SONO INJUSTIÇADO
Encontrava-se paralisado em plena avenida. Nem um fio de cabelo se mexia, até porque era careca raspado. As pessoas passavam, olhavam sem nem se dar ao trabalho de parar. Ele continuava com o sol na cara intensificando seu bronzeado. Achavam que estava morto, contudo dormindo era o que estava fazendo. Às vezes roncava, um som grave aqui e acolá, e só.
Recolhido na sua insignificância, permanecia sonhando com um palácio onde era um rei servido por várias concubinas, e sob seu comando havia um homem castrado que cuidava delas. Ele mandou arrancar os testículos do
eunuco sem anestesia, isso o deixava prendendo a urina já quase estourando a bexiga. Se fosse um diplomata que estivesse exercitando sua flatulência e dormindo no chão todo mijado, nesse ínterim ele afrouxou, até que poderia sair nas manchetes, mas com ele ninguém jamais iria gastar palavras com essa sua costumaz rotina.
Continuava deitado, como todo mundo já sabia, mas ficou a pergunta: será que não está se sentindo mal? Bom, eu jamais irei verificar só para satisfazer a curiosidade, a não ser que eu chame os órgãos responsáveis pela saúde pública em público. Pensando bem, é melhor não. Jamais devo impedi-lo de sonhar com caviar e outros luxos só para querer posar de benfeitor dos fracos e deprimidos.
Uma moça passou com saia curta plissada, da cor de creme com recheio de chocolate, meias brancas sem nenhum furo, sapatos vermelhos afivelados, seios desprotegidos furando a blusa branca quase transparente, "pele macia igual carne de caju saliva doce doce mel mel de uruçu" hummmm... cabelo amarrado soltando e amarrando novamente, um batom vermelho me coma, maquiagem suave lambida, mascava chiclete tutti frutti da marca ai que delícia, com seu celular lhe guiando.
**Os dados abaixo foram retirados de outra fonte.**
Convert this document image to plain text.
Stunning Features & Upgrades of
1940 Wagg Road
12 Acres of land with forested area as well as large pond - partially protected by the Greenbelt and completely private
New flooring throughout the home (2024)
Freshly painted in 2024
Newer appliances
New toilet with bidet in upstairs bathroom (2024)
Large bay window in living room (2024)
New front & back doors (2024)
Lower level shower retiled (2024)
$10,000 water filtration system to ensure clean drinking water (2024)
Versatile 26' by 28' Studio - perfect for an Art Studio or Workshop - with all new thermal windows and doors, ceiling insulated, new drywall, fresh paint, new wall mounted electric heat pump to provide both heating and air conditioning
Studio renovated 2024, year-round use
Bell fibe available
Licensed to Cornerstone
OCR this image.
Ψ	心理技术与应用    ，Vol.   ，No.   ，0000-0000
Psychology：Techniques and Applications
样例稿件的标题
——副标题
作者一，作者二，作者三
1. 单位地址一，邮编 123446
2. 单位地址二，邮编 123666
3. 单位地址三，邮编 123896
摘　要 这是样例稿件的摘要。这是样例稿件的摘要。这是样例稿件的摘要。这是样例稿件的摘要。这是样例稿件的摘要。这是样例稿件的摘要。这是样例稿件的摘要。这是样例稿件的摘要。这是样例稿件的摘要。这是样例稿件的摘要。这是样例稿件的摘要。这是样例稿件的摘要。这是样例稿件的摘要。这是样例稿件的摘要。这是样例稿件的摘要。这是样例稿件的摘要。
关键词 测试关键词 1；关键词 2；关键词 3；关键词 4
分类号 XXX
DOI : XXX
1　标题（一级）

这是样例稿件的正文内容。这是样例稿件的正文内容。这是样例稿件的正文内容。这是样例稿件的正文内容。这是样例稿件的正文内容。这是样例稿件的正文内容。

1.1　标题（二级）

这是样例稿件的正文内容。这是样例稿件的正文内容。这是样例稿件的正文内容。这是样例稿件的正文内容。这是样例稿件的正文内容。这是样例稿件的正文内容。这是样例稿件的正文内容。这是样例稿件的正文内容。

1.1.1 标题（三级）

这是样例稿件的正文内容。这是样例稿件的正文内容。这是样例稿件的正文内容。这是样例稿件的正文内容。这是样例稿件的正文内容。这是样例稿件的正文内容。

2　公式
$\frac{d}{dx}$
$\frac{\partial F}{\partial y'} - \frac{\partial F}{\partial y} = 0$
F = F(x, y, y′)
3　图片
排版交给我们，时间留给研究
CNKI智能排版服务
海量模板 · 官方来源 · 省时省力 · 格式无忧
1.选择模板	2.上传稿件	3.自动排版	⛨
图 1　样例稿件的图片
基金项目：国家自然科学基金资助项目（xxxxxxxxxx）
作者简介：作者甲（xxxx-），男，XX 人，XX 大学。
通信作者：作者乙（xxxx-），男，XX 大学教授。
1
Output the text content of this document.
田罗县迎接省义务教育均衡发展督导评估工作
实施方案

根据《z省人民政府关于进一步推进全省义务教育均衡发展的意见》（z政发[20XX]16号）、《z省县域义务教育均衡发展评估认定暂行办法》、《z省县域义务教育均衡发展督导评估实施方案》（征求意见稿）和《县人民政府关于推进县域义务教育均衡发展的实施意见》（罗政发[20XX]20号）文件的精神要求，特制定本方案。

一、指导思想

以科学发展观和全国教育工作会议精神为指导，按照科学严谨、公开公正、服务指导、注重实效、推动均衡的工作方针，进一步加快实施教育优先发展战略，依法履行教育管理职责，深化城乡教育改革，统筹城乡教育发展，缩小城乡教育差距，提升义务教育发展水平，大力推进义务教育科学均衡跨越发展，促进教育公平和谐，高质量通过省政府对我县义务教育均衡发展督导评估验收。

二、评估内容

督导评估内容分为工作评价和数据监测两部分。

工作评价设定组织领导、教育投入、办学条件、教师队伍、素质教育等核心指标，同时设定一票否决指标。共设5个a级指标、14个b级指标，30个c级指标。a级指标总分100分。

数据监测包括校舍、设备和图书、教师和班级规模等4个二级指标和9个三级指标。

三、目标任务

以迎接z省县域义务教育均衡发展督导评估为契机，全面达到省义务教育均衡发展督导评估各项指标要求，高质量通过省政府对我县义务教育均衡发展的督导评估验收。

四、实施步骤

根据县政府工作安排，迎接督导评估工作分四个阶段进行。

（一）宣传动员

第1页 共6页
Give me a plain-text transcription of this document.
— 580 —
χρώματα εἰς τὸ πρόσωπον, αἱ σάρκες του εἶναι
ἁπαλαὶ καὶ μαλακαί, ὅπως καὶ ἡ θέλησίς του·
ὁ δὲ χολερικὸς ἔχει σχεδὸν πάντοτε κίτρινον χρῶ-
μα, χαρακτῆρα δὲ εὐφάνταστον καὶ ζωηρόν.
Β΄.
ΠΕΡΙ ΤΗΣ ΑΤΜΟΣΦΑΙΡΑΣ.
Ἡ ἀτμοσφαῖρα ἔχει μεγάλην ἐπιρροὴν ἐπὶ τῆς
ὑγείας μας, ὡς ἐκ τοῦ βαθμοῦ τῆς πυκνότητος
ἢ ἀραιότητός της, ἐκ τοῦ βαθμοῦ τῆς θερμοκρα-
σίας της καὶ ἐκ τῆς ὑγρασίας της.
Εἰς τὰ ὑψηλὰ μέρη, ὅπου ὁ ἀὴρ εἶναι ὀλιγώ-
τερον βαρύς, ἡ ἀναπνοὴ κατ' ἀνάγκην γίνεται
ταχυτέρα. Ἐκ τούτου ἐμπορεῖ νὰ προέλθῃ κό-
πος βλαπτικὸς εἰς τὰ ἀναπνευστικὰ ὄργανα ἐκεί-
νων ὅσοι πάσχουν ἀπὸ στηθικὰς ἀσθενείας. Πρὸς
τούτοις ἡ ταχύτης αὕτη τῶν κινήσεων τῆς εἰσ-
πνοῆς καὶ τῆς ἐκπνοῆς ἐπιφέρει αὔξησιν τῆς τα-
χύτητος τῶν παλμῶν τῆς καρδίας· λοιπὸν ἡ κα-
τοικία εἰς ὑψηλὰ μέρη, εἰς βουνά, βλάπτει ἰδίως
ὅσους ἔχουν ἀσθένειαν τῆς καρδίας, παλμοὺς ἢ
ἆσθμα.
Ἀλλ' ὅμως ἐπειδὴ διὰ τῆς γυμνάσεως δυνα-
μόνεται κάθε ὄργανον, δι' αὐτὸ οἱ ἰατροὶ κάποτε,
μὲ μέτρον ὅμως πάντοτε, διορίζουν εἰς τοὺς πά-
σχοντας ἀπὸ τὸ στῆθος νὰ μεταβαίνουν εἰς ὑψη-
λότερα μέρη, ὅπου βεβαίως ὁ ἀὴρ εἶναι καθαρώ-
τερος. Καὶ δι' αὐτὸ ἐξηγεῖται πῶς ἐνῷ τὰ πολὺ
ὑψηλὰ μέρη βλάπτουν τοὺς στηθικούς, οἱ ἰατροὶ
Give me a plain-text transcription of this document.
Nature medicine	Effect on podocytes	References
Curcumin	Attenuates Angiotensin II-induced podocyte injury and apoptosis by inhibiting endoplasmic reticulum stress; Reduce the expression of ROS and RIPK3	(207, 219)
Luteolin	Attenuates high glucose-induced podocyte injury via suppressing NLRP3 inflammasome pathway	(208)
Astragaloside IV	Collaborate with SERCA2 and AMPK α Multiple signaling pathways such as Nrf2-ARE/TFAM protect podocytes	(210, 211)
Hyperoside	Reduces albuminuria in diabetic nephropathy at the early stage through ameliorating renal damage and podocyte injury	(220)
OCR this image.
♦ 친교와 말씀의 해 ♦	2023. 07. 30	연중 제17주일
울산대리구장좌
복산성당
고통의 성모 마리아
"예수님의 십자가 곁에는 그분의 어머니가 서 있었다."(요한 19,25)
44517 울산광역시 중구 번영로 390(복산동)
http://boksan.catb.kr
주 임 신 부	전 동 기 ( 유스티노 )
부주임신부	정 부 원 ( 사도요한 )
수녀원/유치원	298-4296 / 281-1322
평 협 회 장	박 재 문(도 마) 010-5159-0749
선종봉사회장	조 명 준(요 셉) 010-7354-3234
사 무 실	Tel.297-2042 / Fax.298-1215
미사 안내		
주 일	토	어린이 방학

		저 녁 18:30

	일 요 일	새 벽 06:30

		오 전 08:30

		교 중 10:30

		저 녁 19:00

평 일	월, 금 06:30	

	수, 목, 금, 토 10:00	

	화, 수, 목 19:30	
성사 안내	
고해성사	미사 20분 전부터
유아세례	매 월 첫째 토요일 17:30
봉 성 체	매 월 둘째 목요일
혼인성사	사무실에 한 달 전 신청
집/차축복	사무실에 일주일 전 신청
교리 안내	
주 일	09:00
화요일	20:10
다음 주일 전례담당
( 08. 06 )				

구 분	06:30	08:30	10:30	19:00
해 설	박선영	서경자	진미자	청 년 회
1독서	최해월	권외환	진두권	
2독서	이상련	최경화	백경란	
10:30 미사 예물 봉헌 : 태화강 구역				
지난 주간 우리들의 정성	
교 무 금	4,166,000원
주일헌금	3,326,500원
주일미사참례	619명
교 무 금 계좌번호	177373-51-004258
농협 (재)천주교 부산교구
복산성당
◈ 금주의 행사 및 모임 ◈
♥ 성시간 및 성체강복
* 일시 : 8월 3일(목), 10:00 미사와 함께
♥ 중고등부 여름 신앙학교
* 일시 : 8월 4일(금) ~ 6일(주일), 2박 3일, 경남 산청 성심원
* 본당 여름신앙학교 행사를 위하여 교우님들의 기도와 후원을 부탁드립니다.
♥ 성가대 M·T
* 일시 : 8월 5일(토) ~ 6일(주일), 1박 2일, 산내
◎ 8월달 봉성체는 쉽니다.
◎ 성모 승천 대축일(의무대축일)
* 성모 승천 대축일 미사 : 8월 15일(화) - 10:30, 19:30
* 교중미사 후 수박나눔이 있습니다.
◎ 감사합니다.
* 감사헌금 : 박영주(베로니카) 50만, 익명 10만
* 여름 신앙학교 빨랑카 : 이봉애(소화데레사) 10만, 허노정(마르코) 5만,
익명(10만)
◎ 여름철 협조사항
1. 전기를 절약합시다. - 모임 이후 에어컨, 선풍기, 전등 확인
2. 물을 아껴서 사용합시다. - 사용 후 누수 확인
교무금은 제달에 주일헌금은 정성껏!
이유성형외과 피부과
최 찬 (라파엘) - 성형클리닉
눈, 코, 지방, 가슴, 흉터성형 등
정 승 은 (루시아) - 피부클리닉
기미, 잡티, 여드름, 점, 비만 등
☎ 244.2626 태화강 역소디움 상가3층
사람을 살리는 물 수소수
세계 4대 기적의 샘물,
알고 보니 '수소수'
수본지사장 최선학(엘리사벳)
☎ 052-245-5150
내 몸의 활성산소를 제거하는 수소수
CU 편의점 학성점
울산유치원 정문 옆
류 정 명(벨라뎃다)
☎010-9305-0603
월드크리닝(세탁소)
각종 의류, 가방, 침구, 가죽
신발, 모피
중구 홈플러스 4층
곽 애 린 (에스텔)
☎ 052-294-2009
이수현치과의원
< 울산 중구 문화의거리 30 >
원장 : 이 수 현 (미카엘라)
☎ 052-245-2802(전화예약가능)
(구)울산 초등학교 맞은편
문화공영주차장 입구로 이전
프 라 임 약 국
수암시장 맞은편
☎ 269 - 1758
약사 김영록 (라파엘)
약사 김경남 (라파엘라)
Eu até poderia ter deixado ela de lado, mas era tão linda que achei um crime não prestar atenção. Ela passou passando e eu tive vontade de ir atrás para ver se o vento dava por baixo da saia mais uma vez. Fiz que não vi, mas vi que estava sem roupa íntima. Voltando para o mendigo... Acho que vou atrás da moça, mas a pauta é para ele. Pois bem!
Sentei-me num bar em frente e fiquei vigiando-o. Horas e horas sem nada além de notar que o cão não saía de perto. Farejava a barba suja, olhava para mim e para outras moças no mesmo traje que eu nem mais ligava de tão cansado. Pedi uma cerveja, depois uma carne assada. Fiquei esperando o mendigo dar sinais de vida e fiquei mascando a carne mal passada que consumia meu salário a cada mastigada.
Olhei para um pedaço espetado no garfo e ouvi o boi: e aí!?, está gostando de me comer? Fiquei meio confuso por não acreditar que era a carne falando comigo. É com você mesmo que quero discutir a relação. Será que pode me soltar desse garfo torto? Tudo bem. Você sabia que é muita violência o que estás a fazer comigo? Eu paguei por você. Mas eu não ganhei nada nessa transação, só muita dor e fogo no rabo. O que é que você quer que eu faça? Primeiro, deixar de usar tanto "que" nas suas narrativas. Em segundo lugar, me coma logo, pois não estou aqui para lhe entreter enquanto trabalha. Passei o pedaço para dentro. Ai, ai, gritava ela sendo amassada pelos meus molares e rasgada pelos caninos. Devagar aí mano! Prendi o pedaço entre os pré-molares e disse: confesse! Eu fui criado numa fazenda longe daqui. Davam-me de comer e beber, até que um dia me botaram em cima de um caminhão boiadeiro e aqui estou. E as sem-vergonhices que você fazia com as vacas? Quem me dera! Tiraram-me esse prazer quando eu ainda era bezerro. Fui direcionado para ser animal de corte, e não reprodutor. Então, pegue dentadas. Engoli. Tô descendo num tobogã, só ouvi o grito.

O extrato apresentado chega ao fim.